Para uns (caso dos acórdãos da Relação do Porto de 16 de junho de 2020, processo n.º 2720/18.4T8STS-C.P1, da Relação de Coimbra de 21 de maio de 2019, processo n.º 4705/17.9T8VIS-B.C1, da Relação de Coimbra de 28 de maio de 2019, processo n.º 3810/17.6T8VIS-B.C1, disponíveis em www.dgsi.pt, e do Supremo Tribunal de Justiça de 16 de dezembro de 2009, com sumário disponível em www.stj/jurisprudência, isto para citar apenas alguns) importaria graduar em primeiro lugar o crédito da Segurança Social, a seguir o crédito garantido pelo penhor e depois o crédito laboral.

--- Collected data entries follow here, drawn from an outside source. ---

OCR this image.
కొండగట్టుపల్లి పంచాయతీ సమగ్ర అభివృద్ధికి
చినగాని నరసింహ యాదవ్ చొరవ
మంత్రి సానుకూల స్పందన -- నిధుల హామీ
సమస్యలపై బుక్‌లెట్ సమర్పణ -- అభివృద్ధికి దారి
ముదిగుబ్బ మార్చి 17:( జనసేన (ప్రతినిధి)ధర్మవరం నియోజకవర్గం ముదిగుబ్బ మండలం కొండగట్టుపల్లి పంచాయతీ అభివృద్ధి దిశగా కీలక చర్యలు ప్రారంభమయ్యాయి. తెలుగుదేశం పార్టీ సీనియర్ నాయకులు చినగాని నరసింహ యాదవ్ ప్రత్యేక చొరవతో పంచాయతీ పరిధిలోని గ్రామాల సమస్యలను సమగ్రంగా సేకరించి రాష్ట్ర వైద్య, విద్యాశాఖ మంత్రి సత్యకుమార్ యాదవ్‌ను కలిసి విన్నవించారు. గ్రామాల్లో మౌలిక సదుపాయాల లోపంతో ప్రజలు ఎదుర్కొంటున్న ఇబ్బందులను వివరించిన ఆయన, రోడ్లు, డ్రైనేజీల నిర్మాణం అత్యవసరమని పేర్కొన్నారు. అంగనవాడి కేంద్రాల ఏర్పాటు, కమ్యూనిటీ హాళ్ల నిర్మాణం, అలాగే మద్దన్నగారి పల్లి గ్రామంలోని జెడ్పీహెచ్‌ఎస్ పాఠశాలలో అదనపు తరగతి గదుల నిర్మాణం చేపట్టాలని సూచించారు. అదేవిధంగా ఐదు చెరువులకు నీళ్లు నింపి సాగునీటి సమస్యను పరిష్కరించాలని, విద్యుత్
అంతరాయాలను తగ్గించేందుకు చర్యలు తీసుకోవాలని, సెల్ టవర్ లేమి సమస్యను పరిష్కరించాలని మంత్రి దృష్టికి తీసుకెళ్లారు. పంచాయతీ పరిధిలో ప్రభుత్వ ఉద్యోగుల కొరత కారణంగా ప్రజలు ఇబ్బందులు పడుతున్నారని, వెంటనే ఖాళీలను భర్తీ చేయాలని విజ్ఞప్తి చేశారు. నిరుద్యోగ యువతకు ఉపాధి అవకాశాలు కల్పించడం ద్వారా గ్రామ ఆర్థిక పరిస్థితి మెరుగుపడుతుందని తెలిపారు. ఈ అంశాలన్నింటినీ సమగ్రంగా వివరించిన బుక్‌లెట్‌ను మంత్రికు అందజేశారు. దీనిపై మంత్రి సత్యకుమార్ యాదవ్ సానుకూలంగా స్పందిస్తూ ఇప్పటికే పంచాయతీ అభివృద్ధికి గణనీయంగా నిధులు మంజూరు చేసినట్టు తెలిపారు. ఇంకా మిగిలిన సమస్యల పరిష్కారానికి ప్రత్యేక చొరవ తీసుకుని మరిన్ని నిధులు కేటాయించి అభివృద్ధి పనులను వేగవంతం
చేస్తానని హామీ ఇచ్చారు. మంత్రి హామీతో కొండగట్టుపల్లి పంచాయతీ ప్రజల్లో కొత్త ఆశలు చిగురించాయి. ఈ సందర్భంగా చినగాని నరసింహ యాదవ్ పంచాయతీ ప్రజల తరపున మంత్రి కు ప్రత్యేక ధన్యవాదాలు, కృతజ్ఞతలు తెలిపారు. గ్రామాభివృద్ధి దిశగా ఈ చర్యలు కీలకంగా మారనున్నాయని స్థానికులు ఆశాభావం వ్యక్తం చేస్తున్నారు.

Para outros (caso dos acórdãos da Relação de Lisboa de 13 de outubro de 2016, processo n.º 81/13.7TYLSB-B.L1, da Relação do Porto de 11 de setembro de 2018, processo n.º 1211/17.5T8AMT-E.P1 e da Relação de Guimarães de 8 de julho de 2020, processo n.º 159/15.2T8VLN-B.G1, isto para citar apenas alguns de entre uma vasta coleção de outros) importaria graduar em primeiro lugar o crédito pignoratício, a seguir o crédito laboral e depois o crédito da Segurança Social. Está em linha com esta perspetiva o acórdão do Supremo Tribunal de Justiça de 8 de junho de 2006 (processo n.º 06B998, disponível em www.dgsi.pt), que numa situação paralela à presente[2] decidiu que havia que dar prioridade aos créditos garantidos pelo penhor
E continua «Não pode haver dúvidas de que no confronto desses dois tipos de créditos a lei pretendeu dar prioridade ao crédito destinado a cumprir um desígnio social sobre um crédito destinado a cumprir um desígnio puramente (pelo menos na esmagadora maioria dos casos) particular e quase sempre brotado do espaço empresarial [6]. Na ponderação dos dois interesses em jogo, o legislador entendeu definir desse modo as coisas, privilegiar o público (social) sobre o particular, e não cabe ao intérprete discutir essa opção. Trata-se aqui, todavia, de um singular desvio à regra que vale para a normalidade, pois que essa regra (tal como fixada no Código Civil) estabelece o princípio da prioridade do penhor sobre todo e qualquer privilégio creditório mobiliário geral.
Mas quando de permeio se encontram créditos de trabalhadores, do Estado e das autarquias locais por impostos [7] já aquela opção não terá sido mantida pelo legislador. E isso, bem vistas as coisas, nada tem de estranho ou contraditório.
Pois que não são apenas os créditos da Segurança Social que são de interesse público e social. Também os interesses creditórios do Estado e das autarquias locais por impostos são, por definição, interesses públicos e sociais, da mesma forma que os interesses creditórios laborais não deixam de se resolver em interesses públicos e sociais indiretos ou reflexos, na medida em que são relacionáveis com prestações que o setor público pode ser chamado a suportar para com os trabalhadores e suas famílias em situação de carência económica.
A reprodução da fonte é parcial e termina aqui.